Do trade agreements promote trade? The answer appears to be yes. In a new Cato Free Trade Bulletin released today, I examine the record of trade agreements the United States has signed with 14 other nations during the past decade.
The impact of those agreements on U.S. trade is a timely subject because Congress may soon consider pending free‐trade agreements (FTAs) with South Korea, Colombia, and Panama. Opponents of such deals often argue that they open the U.S. economy to unfair competition from low‐wage countries, displacing U.S. manufacturing. Advocates argue the agreements do open the U.S. market further to imports, but they open markets abroad even wider for U.S. exports.
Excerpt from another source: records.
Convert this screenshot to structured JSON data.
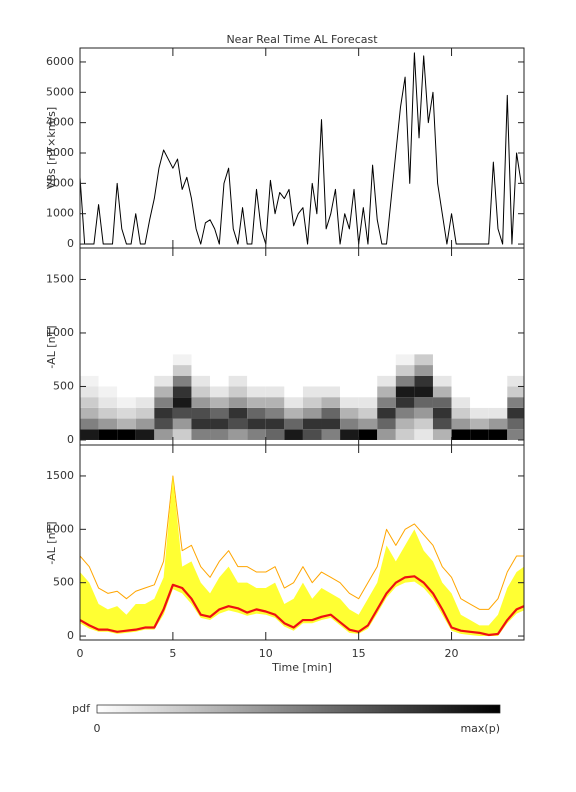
{
  "chart_data": [
    {
      "type": "line",
      "title": "Near Real Time AL Forecast",
      "ylabel": "VBs [nT×km/s]",
      "xlim": [
        0,
        23.9
      ],
      "xticks": [
        0,
        5,
        10,
        15,
        20
      ],
      "ylim": [
        -130,
        6460
      ],
      "yticks": [
        0,
        1000,
        2000,
        3000,
        4000,
        5000,
        6000
      ],
      "x": [
        0,
        0.25,
        0.5,
        0.75,
        1,
        1.25,
        1.5,
        1.75,
        2,
        2.25,
        2.5,
        2.75,
        3,
        3.25,
        3.5,
        3.75,
        4,
        4.25,
        4.5,
        4.75,
        5,
        5.25,
        5.5,
        5.75,
        6,
        6.25,
        6.5,
        6.75,
        7,
        7.25,
        7.5,
        7.75,
        8,
        8.25,
        8.5,
        8.75,
        9,
        9.25,
        9.5,
        9.75,
        10,
        10.25,
        10.5,
        10.75,
        11,
        11.25,
        11.5,
        11.75,
        12,
        12.25,
        12.5,
        12.75,
        13,
        13.25,
        13.5,
        13.75,
        14,
        14.25,
        14.5,
        14.75,
        15,
        15.25,
        15.5,
        15.75,
        16,
        16.25,
        16.5,
        16.75,
        17,
        17.25,
        17.5,
        17.75,
        18,
        18.25,
        18.5,
        18.75,
        19,
        19.25,
        19.5,
        19.75,
        20,
        20.25,
        20.5,
        20.75,
        21,
        21.25,
        21.5,
        21.75,
        22,
        22.25,
        22.5,
        22.75,
        23,
        23.25,
        23.5,
        23.75
      ],
      "series": [
        {
          "color": "#000000",
          "values": [
            2200,
            0,
            0,
            0,
            1300,
            0,
            0,
            0,
            2000,
            500,
            0,
            0,
            1000,
            0,
            0,
            800,
            1500,
            2500,
            3100,
            2800,
            2500,
            2800,
            1800,
            2200,
            1500,
            500,
            0,
            700,
            800,
            500,
            0,
            2000,
            2500,
            500,
            0,
            1200,
            0,
            0,
            1800,
            500,
            0,
            2100,
            1000,
            1700,
            1500,
            1800,
            600,
            1000,
            1200,
            0,
            2000,
            1000,
            4100,
            500,
            1000,
            1800,
            0,
            1000,
            500,
            1800,
            0,
            1200,
            0,
            2600,
            800,
            0,
            0,
            1500,
            3000,
            4500,
            5500,
            2000,
            6300,
            3500,
            6200,
            4000,
            5000,
            2000,
            1000,
            0,
            1000,
            0,
            0,
            0,
            0,
            0,
            0,
            0,
            0,
            2700,
            500,
            0,
            4900,
            0,
            3000,
            2000
          ]
        }
      ]
    },
    {
      "type": "heatmap",
      "ylabel": "-AL [nT]",
      "xlim": [
        0,
        23.9
      ],
      "xticks": [
        0,
        5,
        10,
        15,
        20
      ],
      "ylim": [
        -47,
        1794
      ],
      "yticks": [
        0,
        500,
        1000,
        1500
      ],
      "xbins": [
        0,
        1,
        2,
        3,
        4,
        5,
        6,
        7,
        8,
        9,
        10,
        11,
        12,
        13,
        14,
        15,
        16,
        17,
        18,
        19,
        20,
        21,
        22,
        23,
        24
      ],
      "ybins": [
        0,
        100,
        200,
        300,
        400,
        500,
        600,
        700,
        800
      ],
      "z": [
        [
          0.9,
          0.5,
          0.3,
          0.2,
          0.1,
          0.05,
          0,
          0
        ],
        [
          1,
          0.4,
          0.2,
          0.1,
          0.05,
          0,
          0,
          0
        ],
        [
          1,
          0.3,
          0.15,
          0.05,
          0,
          0,
          0,
          0
        ],
        [
          0.9,
          0.4,
          0.2,
          0.1,
          0,
          0,
          0,
          0
        ],
        [
          0.4,
          0.7,
          0.8,
          0.5,
          0.3,
          0.1,
          0,
          0
        ],
        [
          0.2,
          0.4,
          0.7,
          0.9,
          0.8,
          0.5,
          0.2,
          0.05
        ],
        [
          0.5,
          0.8,
          0.7,
          0.4,
          0.2,
          0.1,
          0,
          0
        ],
        [
          0.5,
          0.8,
          0.6,
          0.3,
          0.1,
          0,
          0,
          0
        ],
        [
          0.4,
          0.7,
          0.8,
          0.4,
          0.2,
          0.1,
          0,
          0
        ],
        [
          0.5,
          0.8,
          0.6,
          0.3,
          0.1,
          0,
          0,
          0
        ],
        [
          0.6,
          0.8,
          0.5,
          0.3,
          0.1,
          0,
          0,
          0
        ],
        [
          0.9,
          0.6,
          0.3,
          0.1,
          0,
          0,
          0,
          0
        ],
        [
          0.7,
          0.8,
          0.4,
          0.2,
          0.1,
          0,
          0,
          0
        ],
        [
          0.5,
          0.8,
          0.6,
          0.3,
          0.1,
          0,
          0,
          0
        ],
        [
          0.9,
          0.5,
          0.3,
          0.1,
          0,
          0,
          0,
          0
        ],
        [
          1,
          0.4,
          0.2,
          0.1,
          0,
          0,
          0,
          0
        ],
        [
          0.4,
          0.6,
          0.8,
          0.5,
          0.3,
          0.1,
          0,
          0
        ],
        [
          0.2,
          0.3,
          0.5,
          0.8,
          0.9,
          0.5,
          0.2,
          0.05
        ],
        [
          0.1,
          0.2,
          0.4,
          0.6,
          0.9,
          0.8,
          0.4,
          0.2
        ],
        [
          0.3,
          0.7,
          0.8,
          0.6,
          0.3,
          0.1,
          0,
          0
        ],
        [
          1,
          0.4,
          0.2,
          0.1,
          0,
          0,
          0,
          0
        ],
        [
          1,
          0.3,
          0.1,
          0,
          0,
          0,
          0,
          0
        ],
        [
          1,
          0.4,
          0.1,
          0,
          0,
          0,
          0,
          0
        ],
        [
          0.5,
          0.6,
          0.8,
          0.5,
          0.2,
          0.1,
          0,
          0
        ]
      ]
    },
    {
      "type": "line",
      "ylabel": "-AL [nT]",
      "xlabel": "Time [min]",
      "xlim": [
        0,
        23.9
      ],
      "xticks": [
        0,
        5,
        10,
        15,
        20
      ],
      "ylim": [
        -37,
        1790
      ],
      "yticks": [
        0,
        500,
        1000,
        1500
      ],
      "x": [
        0,
        0.5,
        1,
        1.5,
        2,
        2.5,
        3,
        3.5,
        4,
        4.5,
        5,
        5.5,
        6,
        6.5,
        7,
        7.5,
        8,
        8.5,
        9,
        9.5,
        10,
        10.5,
        11,
        11.5,
        12,
        12.5,
        13,
        13.5,
        14,
        14.5,
        15,
        15.5,
        16,
        16.5,
        17,
        17.5,
        18,
        18.5,
        19,
        19.5,
        20,
        20.5,
        21,
        21.5,
        22,
        22.5,
        23,
        23.5,
        23.9
      ],
      "series": [
        {
          "color": "#ffa500",
          "values": [
            750,
            650,
            450,
            400,
            420,
            350,
            420,
            450,
            480,
            700,
            1500,
            800,
            850,
            650,
            550,
            700,
            800,
            650,
            650,
            600,
            600,
            650,
            450,
            500,
            650,
            500,
            600,
            550,
            500,
            400,
            350,
            500,
            650,
            1000,
            850,
            1000,
            1050,
            950,
            850,
            650,
            550,
            350,
            300,
            250,
            250,
            350,
            600,
            750,
            750
          ]
        },
        {
          "color": "#ffff33",
          "lower": [
            120,
            70,
            40,
            40,
            20,
            30,
            40,
            60,
            60,
            200,
            440,
            400,
            300,
            170,
            150,
            210,
            240,
            220,
            190,
            210,
            200,
            170,
            90,
            50,
            120,
            120,
            150,
            170,
            100,
            30,
            20,
            70,
            210,
            360,
            460,
            500,
            510,
            450,
            350,
            200,
            50,
            20,
            10,
            0,
            0,
            0,
            120,
            210,
            240
          ],
          "upper": [
            600,
            500,
            300,
            250,
            280,
            200,
            300,
            300,
            350,
            550,
            1500,
            650,
            700,
            500,
            400,
            550,
            650,
            500,
            500,
            450,
            450,
            500,
            300,
            350,
            500,
            350,
            450,
            400,
            350,
            250,
            200,
            350,
            500,
            850,
            700,
            850,
            1000,
            800,
            700,
            500,
            400,
            200,
            150,
            100,
            100,
            200,
            450,
            600,
            650
          ]
        },
        {
          "color": "#ee1111",
          "values": [
            150,
            100,
            60,
            60,
            40,
            50,
            60,
            80,
            80,
            250,
            480,
            450,
            350,
            200,
            180,
            250,
            280,
            260,
            220,
            250,
            230,
            200,
            120,
            80,
            150,
            150,
            180,
            200,
            130,
            60,
            40,
            100,
            250,
            400,
            500,
            550,
            560,
            500,
            400,
            250,
            80,
            50,
            40,
            30,
            10,
            20,
            150,
            250,
            280
          ]
        }
      ]
    }
  ],
  "colorbar": {
    "label": "pdf",
    "min_label": "0",
    "max_label": "max(p)",
    "colors": [
      "#ffffff",
      "#000000"
    ]
  }
}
Based on actual post‐agreement trade flows, I found that both total imports and exports with the 14 countries grew faster than overall U.S. trade since each agreement went into effect. For politicians obsessed with manufacturing exports, the study should be especially encouraging. Here is a key finding:
Politically sensitive manufacturing trade with the 14 FTA partners has expanded more rapidly than overall U.S. manufacturing trade, especially on the export side. U.S. manufacturing exports to the recent FTA partners were 10.5 percent higher in 2010 compared to our overall export growth since each agreement was signed. That represents an additional $8 billion in manufacturing exports.
I’ll be discussing the three pending trade agreements alongside William Lane of Caterpillar Inc. at a Cato Hill Briefing on Wednesday of this week. Along with the new study on the past FTAs, I’ll be talking about our recent studies on the Columbia and Korea agreements.